Jasmonates: News on Occurrence, Biosynthesis, Metabolism and Action of an Ancient Group of Signaling Compounds.
Wasternack, C, Strnad, M
International journal of molecular sciences. 2018;(9)
Abstract
: Jasmonic acid (JA) and its related derivatives are ubiquitously occurring compounds of land plants acting in numerous stress responses and development. Recent studies on evolution of JA and other oxylipins indicated conserved biosynthesis. JA formation is initiated by oxygenation of α-linolenic acid (α-LeA, 18:3) or 16:3 fatty acid of chloroplast membranes leading to 12-oxo-phytodienoic acid (OPDA) as intermediate compound, but in Marchantiapolymorpha and Physcomitrellapatens, OPDA and some of its derivatives are final products active in a conserved signaling pathway. JA formation and its metabolic conversion take place in chloroplasts, peroxisomes and cytosol, respectively. Metabolites of JA are formed in 12 different pathways leading to active, inactive and partially active compounds.

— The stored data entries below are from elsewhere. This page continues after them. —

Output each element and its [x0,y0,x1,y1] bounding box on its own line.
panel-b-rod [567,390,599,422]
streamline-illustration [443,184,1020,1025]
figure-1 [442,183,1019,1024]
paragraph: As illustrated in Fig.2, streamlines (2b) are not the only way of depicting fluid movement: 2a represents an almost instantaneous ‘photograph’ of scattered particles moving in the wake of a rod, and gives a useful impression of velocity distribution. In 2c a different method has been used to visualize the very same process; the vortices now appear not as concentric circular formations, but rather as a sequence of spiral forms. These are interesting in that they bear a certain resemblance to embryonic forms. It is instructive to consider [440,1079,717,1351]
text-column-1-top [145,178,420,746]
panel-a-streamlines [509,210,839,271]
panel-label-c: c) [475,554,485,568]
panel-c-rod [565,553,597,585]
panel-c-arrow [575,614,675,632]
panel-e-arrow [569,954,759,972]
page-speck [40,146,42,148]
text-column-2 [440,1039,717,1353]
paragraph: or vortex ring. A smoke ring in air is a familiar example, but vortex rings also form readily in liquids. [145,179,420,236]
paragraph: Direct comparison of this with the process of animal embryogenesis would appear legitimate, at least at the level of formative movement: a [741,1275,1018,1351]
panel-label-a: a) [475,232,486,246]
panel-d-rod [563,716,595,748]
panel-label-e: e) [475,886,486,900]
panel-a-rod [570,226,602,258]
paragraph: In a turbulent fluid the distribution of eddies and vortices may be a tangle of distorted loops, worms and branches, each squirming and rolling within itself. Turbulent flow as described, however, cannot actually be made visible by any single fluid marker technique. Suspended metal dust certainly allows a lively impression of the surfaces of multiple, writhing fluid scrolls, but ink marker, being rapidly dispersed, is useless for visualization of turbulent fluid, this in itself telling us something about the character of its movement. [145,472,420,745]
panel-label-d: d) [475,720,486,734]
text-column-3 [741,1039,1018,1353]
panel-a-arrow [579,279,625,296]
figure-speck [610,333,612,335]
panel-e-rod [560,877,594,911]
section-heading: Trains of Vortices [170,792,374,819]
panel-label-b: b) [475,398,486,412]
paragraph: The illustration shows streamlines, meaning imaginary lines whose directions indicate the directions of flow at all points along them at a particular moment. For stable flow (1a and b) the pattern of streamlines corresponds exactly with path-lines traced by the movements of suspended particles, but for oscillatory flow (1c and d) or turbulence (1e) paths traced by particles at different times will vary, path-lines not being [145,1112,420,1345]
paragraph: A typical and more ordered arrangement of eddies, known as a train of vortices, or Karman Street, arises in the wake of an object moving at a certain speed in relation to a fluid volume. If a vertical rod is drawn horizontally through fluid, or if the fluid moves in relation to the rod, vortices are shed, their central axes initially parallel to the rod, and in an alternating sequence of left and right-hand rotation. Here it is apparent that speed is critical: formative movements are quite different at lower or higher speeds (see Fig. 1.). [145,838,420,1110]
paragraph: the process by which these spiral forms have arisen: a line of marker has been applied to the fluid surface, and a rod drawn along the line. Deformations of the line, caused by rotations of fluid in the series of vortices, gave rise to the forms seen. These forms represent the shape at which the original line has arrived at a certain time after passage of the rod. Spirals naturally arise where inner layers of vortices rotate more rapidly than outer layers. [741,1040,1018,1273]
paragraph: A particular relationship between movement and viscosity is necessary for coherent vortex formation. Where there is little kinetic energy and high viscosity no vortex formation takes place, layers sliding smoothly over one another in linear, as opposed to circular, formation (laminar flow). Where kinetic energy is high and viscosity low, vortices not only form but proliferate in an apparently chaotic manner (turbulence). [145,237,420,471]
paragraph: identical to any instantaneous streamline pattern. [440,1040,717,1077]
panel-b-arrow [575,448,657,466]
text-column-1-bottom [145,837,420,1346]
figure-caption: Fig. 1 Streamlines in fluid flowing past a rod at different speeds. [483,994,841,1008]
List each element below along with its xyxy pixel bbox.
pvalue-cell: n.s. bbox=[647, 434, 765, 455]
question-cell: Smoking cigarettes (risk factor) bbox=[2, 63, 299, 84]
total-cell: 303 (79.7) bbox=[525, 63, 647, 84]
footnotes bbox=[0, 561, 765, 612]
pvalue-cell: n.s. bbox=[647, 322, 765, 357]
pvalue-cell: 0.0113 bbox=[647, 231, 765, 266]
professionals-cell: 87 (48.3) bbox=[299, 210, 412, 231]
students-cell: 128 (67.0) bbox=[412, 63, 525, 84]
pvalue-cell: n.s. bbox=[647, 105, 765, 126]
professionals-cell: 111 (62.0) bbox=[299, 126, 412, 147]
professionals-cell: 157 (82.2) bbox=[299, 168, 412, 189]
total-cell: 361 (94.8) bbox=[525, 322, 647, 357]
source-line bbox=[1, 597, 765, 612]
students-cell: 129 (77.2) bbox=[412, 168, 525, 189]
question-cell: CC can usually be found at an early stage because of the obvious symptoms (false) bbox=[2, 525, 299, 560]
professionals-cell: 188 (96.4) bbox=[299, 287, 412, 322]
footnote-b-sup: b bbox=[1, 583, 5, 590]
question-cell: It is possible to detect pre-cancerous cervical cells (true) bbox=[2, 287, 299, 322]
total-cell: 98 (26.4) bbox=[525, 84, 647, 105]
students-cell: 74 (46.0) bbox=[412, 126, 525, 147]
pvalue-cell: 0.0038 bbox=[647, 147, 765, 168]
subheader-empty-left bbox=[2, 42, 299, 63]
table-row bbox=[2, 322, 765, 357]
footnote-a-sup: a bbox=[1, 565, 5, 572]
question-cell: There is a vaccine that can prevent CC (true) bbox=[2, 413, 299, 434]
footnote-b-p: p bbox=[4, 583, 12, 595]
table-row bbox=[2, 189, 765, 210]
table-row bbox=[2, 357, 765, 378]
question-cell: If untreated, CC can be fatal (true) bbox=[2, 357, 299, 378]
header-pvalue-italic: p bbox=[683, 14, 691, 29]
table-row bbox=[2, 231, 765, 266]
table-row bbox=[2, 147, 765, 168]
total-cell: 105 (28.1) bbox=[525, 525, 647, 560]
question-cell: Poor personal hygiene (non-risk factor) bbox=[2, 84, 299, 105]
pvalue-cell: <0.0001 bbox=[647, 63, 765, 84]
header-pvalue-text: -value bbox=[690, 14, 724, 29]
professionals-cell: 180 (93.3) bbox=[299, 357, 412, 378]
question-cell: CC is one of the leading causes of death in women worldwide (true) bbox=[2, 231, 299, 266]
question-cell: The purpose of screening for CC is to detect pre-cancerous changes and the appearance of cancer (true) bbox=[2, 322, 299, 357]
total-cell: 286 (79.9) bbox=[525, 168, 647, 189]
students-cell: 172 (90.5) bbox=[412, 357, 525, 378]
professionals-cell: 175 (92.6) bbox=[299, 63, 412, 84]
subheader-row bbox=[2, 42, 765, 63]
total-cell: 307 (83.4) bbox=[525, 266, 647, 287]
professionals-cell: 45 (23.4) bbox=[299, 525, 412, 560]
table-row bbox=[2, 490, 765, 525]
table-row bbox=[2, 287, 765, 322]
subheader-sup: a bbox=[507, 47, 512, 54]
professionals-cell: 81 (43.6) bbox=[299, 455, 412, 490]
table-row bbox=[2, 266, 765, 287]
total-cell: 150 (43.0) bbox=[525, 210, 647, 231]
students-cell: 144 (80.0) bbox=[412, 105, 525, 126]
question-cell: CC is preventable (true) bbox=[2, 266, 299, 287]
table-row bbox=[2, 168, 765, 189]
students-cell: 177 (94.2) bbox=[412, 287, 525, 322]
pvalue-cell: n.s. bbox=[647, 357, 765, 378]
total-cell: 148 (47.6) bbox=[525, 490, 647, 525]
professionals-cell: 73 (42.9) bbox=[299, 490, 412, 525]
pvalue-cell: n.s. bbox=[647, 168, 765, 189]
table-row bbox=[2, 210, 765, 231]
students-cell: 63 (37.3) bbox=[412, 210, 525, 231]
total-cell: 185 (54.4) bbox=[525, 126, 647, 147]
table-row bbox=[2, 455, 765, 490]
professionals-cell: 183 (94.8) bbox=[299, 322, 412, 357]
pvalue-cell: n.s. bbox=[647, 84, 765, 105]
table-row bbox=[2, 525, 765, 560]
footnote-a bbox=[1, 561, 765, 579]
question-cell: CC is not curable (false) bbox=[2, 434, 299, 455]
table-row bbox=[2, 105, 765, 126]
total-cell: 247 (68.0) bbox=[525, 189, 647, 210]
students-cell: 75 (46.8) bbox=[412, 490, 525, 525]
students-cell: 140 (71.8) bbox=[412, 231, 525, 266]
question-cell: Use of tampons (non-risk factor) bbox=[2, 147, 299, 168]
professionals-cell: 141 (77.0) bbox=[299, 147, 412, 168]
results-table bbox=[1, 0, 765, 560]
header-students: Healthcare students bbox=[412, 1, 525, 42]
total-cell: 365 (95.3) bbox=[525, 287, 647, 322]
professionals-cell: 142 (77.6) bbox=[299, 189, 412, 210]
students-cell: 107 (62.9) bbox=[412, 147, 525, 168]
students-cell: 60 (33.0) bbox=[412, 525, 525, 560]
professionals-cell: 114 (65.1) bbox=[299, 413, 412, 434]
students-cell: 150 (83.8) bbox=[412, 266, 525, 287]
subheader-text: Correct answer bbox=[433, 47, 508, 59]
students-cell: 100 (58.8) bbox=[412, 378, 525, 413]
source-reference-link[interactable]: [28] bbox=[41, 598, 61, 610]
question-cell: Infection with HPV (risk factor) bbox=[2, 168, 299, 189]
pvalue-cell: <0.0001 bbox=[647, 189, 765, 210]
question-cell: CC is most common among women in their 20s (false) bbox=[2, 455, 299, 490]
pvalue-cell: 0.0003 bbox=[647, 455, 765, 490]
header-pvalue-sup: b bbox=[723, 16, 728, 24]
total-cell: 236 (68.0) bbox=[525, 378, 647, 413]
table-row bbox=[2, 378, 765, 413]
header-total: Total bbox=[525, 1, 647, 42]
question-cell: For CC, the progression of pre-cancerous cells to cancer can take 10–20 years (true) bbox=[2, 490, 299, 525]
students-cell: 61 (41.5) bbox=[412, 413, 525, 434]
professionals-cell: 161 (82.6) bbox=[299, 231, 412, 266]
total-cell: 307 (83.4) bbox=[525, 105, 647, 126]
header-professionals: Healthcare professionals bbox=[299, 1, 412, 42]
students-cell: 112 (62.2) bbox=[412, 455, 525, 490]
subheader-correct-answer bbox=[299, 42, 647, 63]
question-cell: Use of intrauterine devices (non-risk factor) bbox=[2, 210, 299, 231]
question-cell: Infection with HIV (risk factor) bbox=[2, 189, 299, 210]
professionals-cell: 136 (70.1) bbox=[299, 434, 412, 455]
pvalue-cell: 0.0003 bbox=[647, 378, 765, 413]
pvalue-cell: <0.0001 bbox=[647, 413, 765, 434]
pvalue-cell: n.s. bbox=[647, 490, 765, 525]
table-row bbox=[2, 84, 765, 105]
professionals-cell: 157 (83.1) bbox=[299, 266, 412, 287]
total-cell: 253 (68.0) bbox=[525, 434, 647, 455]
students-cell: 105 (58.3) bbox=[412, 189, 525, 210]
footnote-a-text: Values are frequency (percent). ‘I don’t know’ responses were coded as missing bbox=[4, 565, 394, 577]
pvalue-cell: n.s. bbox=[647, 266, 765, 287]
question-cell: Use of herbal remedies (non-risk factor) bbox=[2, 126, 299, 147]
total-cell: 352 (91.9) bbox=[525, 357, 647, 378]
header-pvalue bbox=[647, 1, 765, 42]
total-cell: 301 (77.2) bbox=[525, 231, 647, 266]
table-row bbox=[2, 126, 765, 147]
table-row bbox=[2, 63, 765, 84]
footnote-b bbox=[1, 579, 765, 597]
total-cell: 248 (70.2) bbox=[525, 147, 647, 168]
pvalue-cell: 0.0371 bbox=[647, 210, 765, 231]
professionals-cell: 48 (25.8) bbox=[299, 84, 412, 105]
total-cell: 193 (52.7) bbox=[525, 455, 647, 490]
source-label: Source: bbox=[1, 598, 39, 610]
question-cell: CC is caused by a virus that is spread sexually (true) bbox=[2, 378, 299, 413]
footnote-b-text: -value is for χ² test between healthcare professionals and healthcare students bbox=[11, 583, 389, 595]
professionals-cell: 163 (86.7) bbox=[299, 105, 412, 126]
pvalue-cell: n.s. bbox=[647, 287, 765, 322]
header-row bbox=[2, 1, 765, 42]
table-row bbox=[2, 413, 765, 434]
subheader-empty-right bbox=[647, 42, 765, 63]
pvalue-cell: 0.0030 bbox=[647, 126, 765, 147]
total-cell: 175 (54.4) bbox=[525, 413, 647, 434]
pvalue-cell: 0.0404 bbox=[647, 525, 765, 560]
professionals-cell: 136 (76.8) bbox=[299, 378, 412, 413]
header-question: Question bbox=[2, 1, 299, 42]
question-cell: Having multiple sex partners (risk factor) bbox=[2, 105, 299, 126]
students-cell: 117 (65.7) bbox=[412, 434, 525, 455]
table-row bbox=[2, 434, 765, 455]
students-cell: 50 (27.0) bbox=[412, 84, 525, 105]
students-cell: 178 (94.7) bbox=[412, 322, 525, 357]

The isoleucine conjugate of JA (JA-Ile) is the ligand of the receptor component COI1 in vascular plants, whereas in the bryophyte M. polymorpha COI1 perceives an OPDA derivative indicating its functionally conserved activity. JA-induced gene expressions in the numerous biotic and abiotic stress responses and development are initiated in a well-studied complex regulation by homeostasis of transcription factors functioning as repressors and activators.